Ministro do STF autoriza visita de parlamentares ao general Braga Netto
O ministro Alexandre de Moraes, do Supremo Tribunal Federal (STF), decidiu nesta quinta-feira (10) autorizar o general Braga Netto a receber a visita de 24 parlamentares na prisão. O general é um dos réus no Supremo pela trama golpista que pretendia impedir o terceiro mandato do presidente Luiz Inácio Lula da Silva e está preso desde dezembro do ano passado nas instalações do Exército no Rio de Janeiro.
A decisão de Moraes foi motivada por um pedido de visita feito pelo senador Izalci Lucas (PL-DF) e contou com o consentimento do general.

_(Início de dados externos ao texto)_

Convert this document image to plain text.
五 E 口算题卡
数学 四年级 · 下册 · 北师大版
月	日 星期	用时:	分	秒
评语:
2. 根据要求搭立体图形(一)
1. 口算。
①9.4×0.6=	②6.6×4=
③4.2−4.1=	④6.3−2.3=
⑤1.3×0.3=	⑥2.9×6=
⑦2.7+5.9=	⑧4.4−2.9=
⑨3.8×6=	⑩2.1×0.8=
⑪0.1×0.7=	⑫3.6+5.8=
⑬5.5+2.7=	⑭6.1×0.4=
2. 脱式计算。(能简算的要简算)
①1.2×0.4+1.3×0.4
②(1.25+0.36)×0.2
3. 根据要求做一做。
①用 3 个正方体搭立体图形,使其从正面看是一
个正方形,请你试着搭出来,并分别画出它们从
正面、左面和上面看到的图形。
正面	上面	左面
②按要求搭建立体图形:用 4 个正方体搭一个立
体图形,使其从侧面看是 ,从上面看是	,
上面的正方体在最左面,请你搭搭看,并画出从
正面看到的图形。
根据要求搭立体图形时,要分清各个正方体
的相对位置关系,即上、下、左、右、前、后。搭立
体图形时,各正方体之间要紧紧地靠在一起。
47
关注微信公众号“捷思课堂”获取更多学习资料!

Parlamentares autorizados a realizar a visita
Com a autorização, o deputado federal Sóstenes Cavalcanti (PL-RJ) e os seguintes senadores poderão realizar a visita: Izalci Lucas (PL-DF), Plínio Valério (PSDB-AM), Rogério Marinho (PL-RN), Chico Rodrigues (PSB-RR), Marcio Bittar (União-AC), Luis Carlos Heinze (PP-RS), Hamilton Mourão (Republicanos-RS), Marcos Rogério (PL-RO), Sérgio Moro (União-PR), Eduardo Girão (Novo-CE), Laercio Oliveira (PP-SE), Nelsinho Trad (PSD-MS), Mecias de Jesus (Republicanos-RR), Romario (PL-RJ), Alan Rick (União-AC), Jorge Kajuru (PSB-GO), Cleitinho (Republicanos-MG), Styvenson Valentim (PSDB-RN), Teresa Cristina (PP-MS), Zequinha Marinho (Podemos-PA), Dr. Hiran (PP-RR), Carlos Portinho (PL-RJ) e Damares Alves (Republicanos-DF).

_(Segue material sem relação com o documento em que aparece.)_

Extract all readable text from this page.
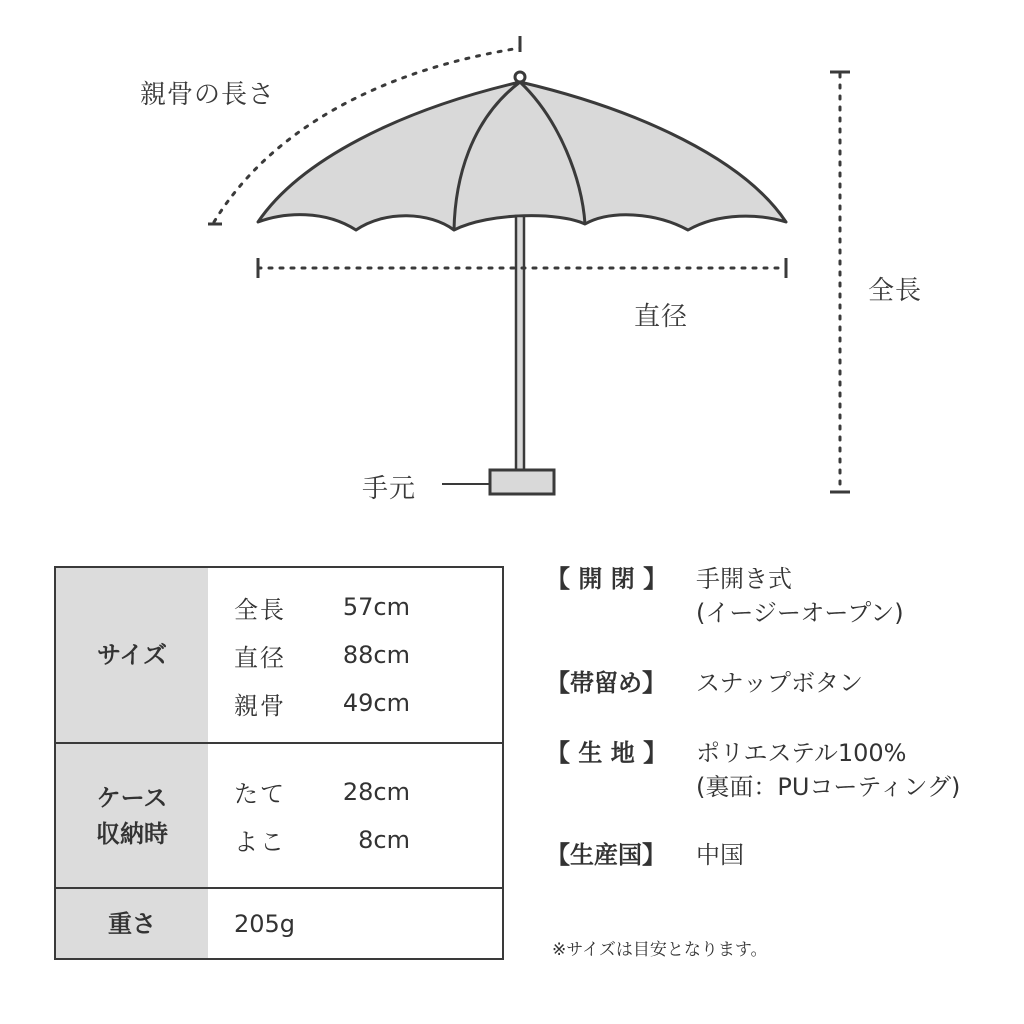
親骨の長さ
直径
全長
手元
サイズ
全長	57cm
直径	88cm
親骨	49cm
ケース
収納時
たて	28cm
よこ	8cm
重さ	205g
【 開 閉 】	手開き式
(イージーオープン)
【帯留め】	スナップボタン
【 生 地 】	ポリエステル100%
(裏面：PUコーティング)
【生産国】	中国
※サイズは目安となります。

Procedimentos da visita e restrições
Alexandre de Moraes também definiu que a visita deverá seguir os procedimentos internos do Exército. Além disso, o ministro determinou que Braga Netto só poderá receber a visita de até três parlamentares por dia. A data será definida pela 1ª Divisão do Exército, localizado na Vila Militar. Está proibida a entrada de assessores e jornalistas durante a visita, bem como o uso de celulares e equipamentos eletrônicos.
Investigações da Polícia Federal
Segundo as investigações da Polícia Federal, o general da reserva e vice na chapa de Bolsonaro em 2022 estaria obstruindo a investigação sobre a tentativa de golpe de Estado no país. A Polícia Federal identificou que o general, indiciado por ser um dos principais articuladores do plano golpista, tentou obter dados sigilosos da delação de Mauro Cid, ex-ajudante de ordens de Bolsonaro. Após a prisão, a defesa negou que Braga Netto tenha obstruído as investigações.